I realize how incredibly dependent I’ve become on being ‘connected’. Social networking and social media is a perpetual staple that I feed on throughout the day, consuming voraciously as if preparing for a famine. If I’m not online on the computer then it’s the phone I use to connect to Twitter, Facebook and other news feeds. Calling me an ‘Information Junkie’ would be an understatement. By and large I’ve noticed that it’s not just me but a lot of people who feel anxious and disconnected the moment they cannot get on to the internet, be it from a computer or a phone or any other device. And it’s a worrying trend. A question that has become increasingly common nowadays is ‘What did we do before there was Facebook?’. There are no really good answers to that one.
On the other hand the usefulness of a micro-blogging platform like Twitter makes it possible to consume information faster than ever imagined. It connects one to the pulse of human consciousness, what people around the world are thinking and talking about in real time. The benefits of useful information cannot be overstated. At the same time a dependence on being perpetually connected and consuming information is damaging in itself. As humans we need to switch off our fleeting monkey brains from time to time and be with ourselves more, to have internal conversations with the self and discover who we are in a quiet, peaceful environment. Being too externally connected acts like an excuse for people to not get to know themselves better. Social networking online is like masturbation and getting out there in the real world and getting to know real people is akin to sex. Fucked up analogy, I know.
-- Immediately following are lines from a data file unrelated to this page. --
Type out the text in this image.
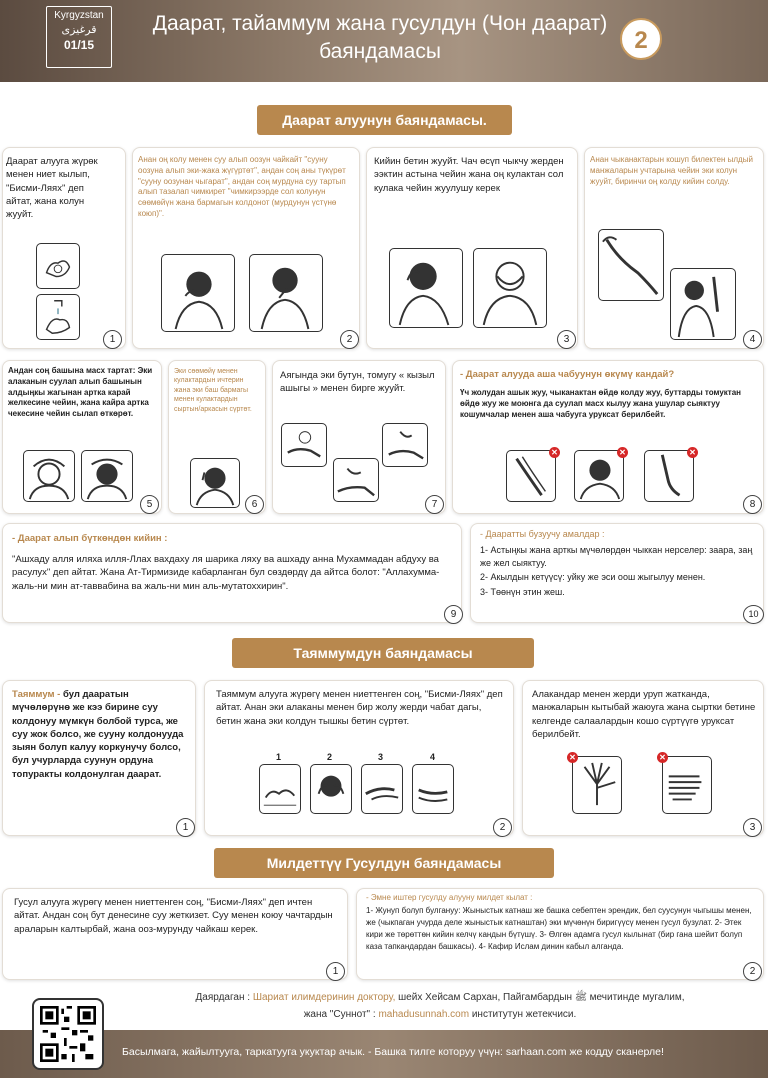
Kyrgyzstan
قرغیزی
01/15
Даарат, тайаммум жана гусулдун (Чон даарат) баяндамасы	2
Даарат алуунун баяндамасы.
Даарат алууга жүрөк менен ниет кылып, "Бисми-Ляях" деп айтат, жана колун жууйт.
1
Анан оң колу менен суу алып оозун чайкайт "сууну оозуна алып эки-жака жүгүртөт", андан соң аны түкүрөт "сууну оозунан чыгарат", андан соң мурдуна суу тартып алып тазалап чимкирет "чимкирээрде сол колунун сөөмөйүн жана бармагын колдонот (мурдунун үстүнө коюп)".
2
Кийин бетин жууйт. Чач өсүп чыкчу жерден ээктин астына чейин жана оң кулактан сол кулака чейин жуулушу керек
3
Анан чыканактарын кошуп билектен ылдый манжаларын учтарына чейин эки колун жууйт, биринчи оң колду кийин солду.
4
Андан соң башына масх тартат: Эки алаканын суулап алып башынын алдыңкы жагынан артка карай желкесине чейин, жана кайра артка чекесине чейин сылап өткөрөт.
5
Эки сөөмөйү менен кулактардын ичтерин жана эки баш бармагы менен кулактардын сыртын/аркасын сүртөт.
6
Аягында эки бутун, томугу « кызыл ашыгы » менен бирге жууйт.
7
- Даарат алууда аша чабуунун өкүмү кандай?
Үч жолудан ашык жуу, чыканактан өйдө колду жуу, буттарды томуктан өйдө жуу же моюнга да суулап масх кылуу жана ушулар сыяктуу кошумчалар менен аша чабууга уруксат берилбейт.
✕	✕	✕
8
- Даарат алып бүткөндөн кийин :
"Ашхаду алля иляха илля-Ллах вахдаху ля шарика ляху ва ашхаду анна Мухаммадан абдуху ва расулух" деп айтат. Жана Ат-Тирмизиде кабарланган бул сөздөрдү да айтса болот: "Аллахумма-жаль-ни мин ат-таввабина ва жаль-ни мин аль-мутатоххирин".
9
- Дааратты бузуучу амалдар :
1- Астыңкы жана арткы мүчөлөрдөн чыккан нерселер: заара, заң же жел сыяктуу.
2- Акылдын кетүүсү: уйку же эси оош жыгылуу менен.
3- Төөнүн этин жеш.
10
Таяммумдун баяндамасы
Таяммум - бул дааратын мүчөлөрүнө же кээ бирине суу колдонуу мүмкүн болбой турса, же суу жок болсо, же сууну колдонууда зыян болуп калуу коркунучу болсо, бул учурларда суунун ордуна топуракты колдонулган даарат.
1
Таяммум алууга жүрөгү менен ниеттенген соң, "Бисми-Ляях" деп айтат. Анан эки алаканы менен бир жолу жерди чабат дагы, бетин жана эки колдун тышкы бетин сүртөт.
1	2	3	4
2
Алакандар менен жерди уруп жатканда, манжаларын кытыбай жаюуга жана сыртки бетине келгенде салаалардын кошо сүртүүгө уруксат берилбейт.
✕	✕
3
Милдеттүү Гусулдун баяндамасы
Гусул алууга жүрөгү менен ниеттенген соң, "Бисми-Ляях" деп ичтен айтат. Андан соң бут денесине суу жеткизет. Суу менен коюу чачтардын араларын калтырбай, жана ооз-мурунду чайкаш керек.
1
- Эмне иштер гусулду алууну милдет кылат :
1- Жунуп болуп булгануу: Жыныстык катнаш же башка себептен эрендик, бел суусунун чыгышы менен, же (чыкпаган учурда деле жыныстык катнаштан) эки мүчөнүн биригүүсү менен гусул бузулат. 2- Этек кири же төрөттөн кийин келчү кандын бүтүшү. 3- Өлгөн адамга гусул кылынат (бир гана шейит болуп каза тапкандардан башкасы). 4- Кафир Ислам динин кабыл алганда.
2
Даярдаган : Шариат илимдеринин доктору, шейх Хейсам Сархан, Пайгамбардын ﷺ мечитинде мугалим,
жана "Суннот" : mahadusunnah.com институтун жетекчиси.
Басылмага, жайылтууга, таркатууга укуктар ачык. - Башка тилге которуу үчүн: sarhaan.com же кодду сканерле!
I feel guilty when I’m with friends and we’re all doing something and I suddenly feel the urgent need to ‘tweet’ what I’m doing. It annoys my friends but more importantly it distances me from the reality of the moment, wanting to connect to a virtual world and share my thoughts with a virtual base of ‘followers’ to see what they have to say about it. I feel that some day I’m going to completely disconnect and live a hermits life. Unfortunately it’s not going to be anytime soon.